Working
Capital
Working Capital = Current Assets - Current Liabilities
As mentioned in above equation, the working capital is the
difference of amount between current assets and the current
liabilities. The working capital measure the company's efficiency
to meets its short-term and current obligations.
Before judging why working capital is important to a corporation
such as a medium sized energy firm (oil and gas) we need to
understand an importance of working capital i.e described
below;
The working capital is one of the portion of the total capital
employed by a company and is often defined as the difference
between current liabilities and current assets. In general terms
working capital is the cash required to run the daily, weekly and
monthly activities of a business. Therefore, it is utmost important
that a firm has to have sufficient liquidity to run its operations
smoothly.
So, the corporations such as a medium sized energy firm like Oil
and Gas Manufacturing should focus on effective management for
working capital as they involved various activities such as regular
drilling, refining, marketing and meeting short term and regular
versatile demand that requires a liquidity to run its operations
smoothly. So, the following reasons made it clear why working
capital is important for medium sized energy firms.
- If a company tied up a significant large amount of cash in
working capital and managing it efficiently could benefit from
additional liquidity and be less dependent on external financing.

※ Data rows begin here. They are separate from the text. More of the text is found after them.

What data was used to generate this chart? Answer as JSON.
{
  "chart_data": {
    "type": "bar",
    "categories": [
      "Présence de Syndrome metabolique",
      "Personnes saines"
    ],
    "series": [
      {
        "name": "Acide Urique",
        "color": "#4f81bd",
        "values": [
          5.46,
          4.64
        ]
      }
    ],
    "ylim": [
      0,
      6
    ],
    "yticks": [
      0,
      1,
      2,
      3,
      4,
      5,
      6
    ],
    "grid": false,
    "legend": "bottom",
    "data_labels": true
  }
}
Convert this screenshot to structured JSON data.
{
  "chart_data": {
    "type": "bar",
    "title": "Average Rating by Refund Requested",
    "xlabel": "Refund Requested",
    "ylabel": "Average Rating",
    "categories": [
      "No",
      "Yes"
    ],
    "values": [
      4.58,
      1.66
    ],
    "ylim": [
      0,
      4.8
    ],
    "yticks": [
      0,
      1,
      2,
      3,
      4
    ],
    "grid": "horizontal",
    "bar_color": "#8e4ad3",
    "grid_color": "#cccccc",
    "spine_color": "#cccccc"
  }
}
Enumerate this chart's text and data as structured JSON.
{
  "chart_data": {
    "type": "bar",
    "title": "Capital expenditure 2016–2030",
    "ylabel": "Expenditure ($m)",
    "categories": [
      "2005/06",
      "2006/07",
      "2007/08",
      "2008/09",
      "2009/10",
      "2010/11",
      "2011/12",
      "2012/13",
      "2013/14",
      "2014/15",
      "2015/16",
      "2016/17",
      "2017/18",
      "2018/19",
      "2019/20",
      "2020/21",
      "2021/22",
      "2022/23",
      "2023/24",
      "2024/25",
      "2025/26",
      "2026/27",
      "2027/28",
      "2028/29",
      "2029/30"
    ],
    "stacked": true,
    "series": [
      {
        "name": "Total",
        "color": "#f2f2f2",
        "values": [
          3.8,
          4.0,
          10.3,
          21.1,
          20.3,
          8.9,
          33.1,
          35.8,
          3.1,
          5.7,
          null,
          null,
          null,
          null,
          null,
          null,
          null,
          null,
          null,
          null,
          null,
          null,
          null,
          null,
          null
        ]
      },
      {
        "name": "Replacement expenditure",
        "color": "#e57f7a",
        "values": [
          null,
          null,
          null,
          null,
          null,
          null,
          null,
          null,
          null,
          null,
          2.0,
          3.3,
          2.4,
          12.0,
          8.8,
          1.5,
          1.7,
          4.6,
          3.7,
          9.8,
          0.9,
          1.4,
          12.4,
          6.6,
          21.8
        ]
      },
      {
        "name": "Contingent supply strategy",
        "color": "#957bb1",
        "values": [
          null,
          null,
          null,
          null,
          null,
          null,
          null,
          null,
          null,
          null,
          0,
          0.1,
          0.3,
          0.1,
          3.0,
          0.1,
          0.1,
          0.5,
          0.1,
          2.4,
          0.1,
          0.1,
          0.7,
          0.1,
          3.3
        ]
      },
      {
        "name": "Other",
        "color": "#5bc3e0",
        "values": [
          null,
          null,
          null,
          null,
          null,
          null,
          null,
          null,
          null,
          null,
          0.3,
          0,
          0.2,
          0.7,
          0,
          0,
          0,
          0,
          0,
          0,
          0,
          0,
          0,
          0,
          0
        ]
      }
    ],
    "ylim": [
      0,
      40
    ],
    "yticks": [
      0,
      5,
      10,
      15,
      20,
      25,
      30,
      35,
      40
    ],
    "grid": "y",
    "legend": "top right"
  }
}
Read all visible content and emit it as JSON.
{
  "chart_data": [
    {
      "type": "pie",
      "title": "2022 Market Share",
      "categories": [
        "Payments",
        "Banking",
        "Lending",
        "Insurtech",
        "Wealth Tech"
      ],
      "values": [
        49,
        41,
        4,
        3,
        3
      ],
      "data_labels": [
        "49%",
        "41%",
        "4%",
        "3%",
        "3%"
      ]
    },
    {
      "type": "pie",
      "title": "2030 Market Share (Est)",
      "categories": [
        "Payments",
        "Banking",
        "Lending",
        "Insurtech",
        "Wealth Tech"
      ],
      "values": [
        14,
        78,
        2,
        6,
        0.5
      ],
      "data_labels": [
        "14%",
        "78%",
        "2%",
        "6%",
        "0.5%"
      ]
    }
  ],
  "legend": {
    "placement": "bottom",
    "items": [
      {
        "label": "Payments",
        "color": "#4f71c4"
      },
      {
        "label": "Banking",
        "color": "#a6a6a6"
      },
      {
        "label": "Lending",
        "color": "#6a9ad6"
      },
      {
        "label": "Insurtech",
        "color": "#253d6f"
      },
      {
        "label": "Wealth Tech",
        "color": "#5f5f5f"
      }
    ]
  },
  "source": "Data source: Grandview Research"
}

This is especially important for medium sized businesses as these
businesses typically have a limited access to external funding
sources. Also, it is equally considerable that medium sized
businesses often pay their bills in cash from regular earnings so
an efficient and effective working capital management will allow
business to better allocate its resources and improve its cash
management.
- The business managing their working capital more efficiently
will generate more free cash flows which will result in a higher
business valuation and enterprise value. The organisation such as
oil and gas manufacturer need higher valuation because they
involved various activities which require a large amount to conduct
it day-to-day and regular activities such as drilling, refining and
marketing of their products.
- The business, which paying its suppliers regularly on time will
able to make good relationship with its trade partners and this
will benefit in favourable financing terms such as discount
payments from its suppliers and banking partners which could lead
to increased profitability. As the medium sized corporation are
growing in nature, so they will be definitely looking towards every
opportunity to increase their profitability.
- As discussed above that the medium sized corporation such as
oil and gas manufacturer are involved in the various activities
which are important on day to day basis such as drilling, refining
for production and improved distribution. Therefore, these
businesses require uninterrupted production and continuation of all
activities on regular basis. So, the corporation paying its trading
partners on time will also benefit from a regular inflow of raw
materials to ensure that the production remains uninterrupted and
they deliver their product and service on time.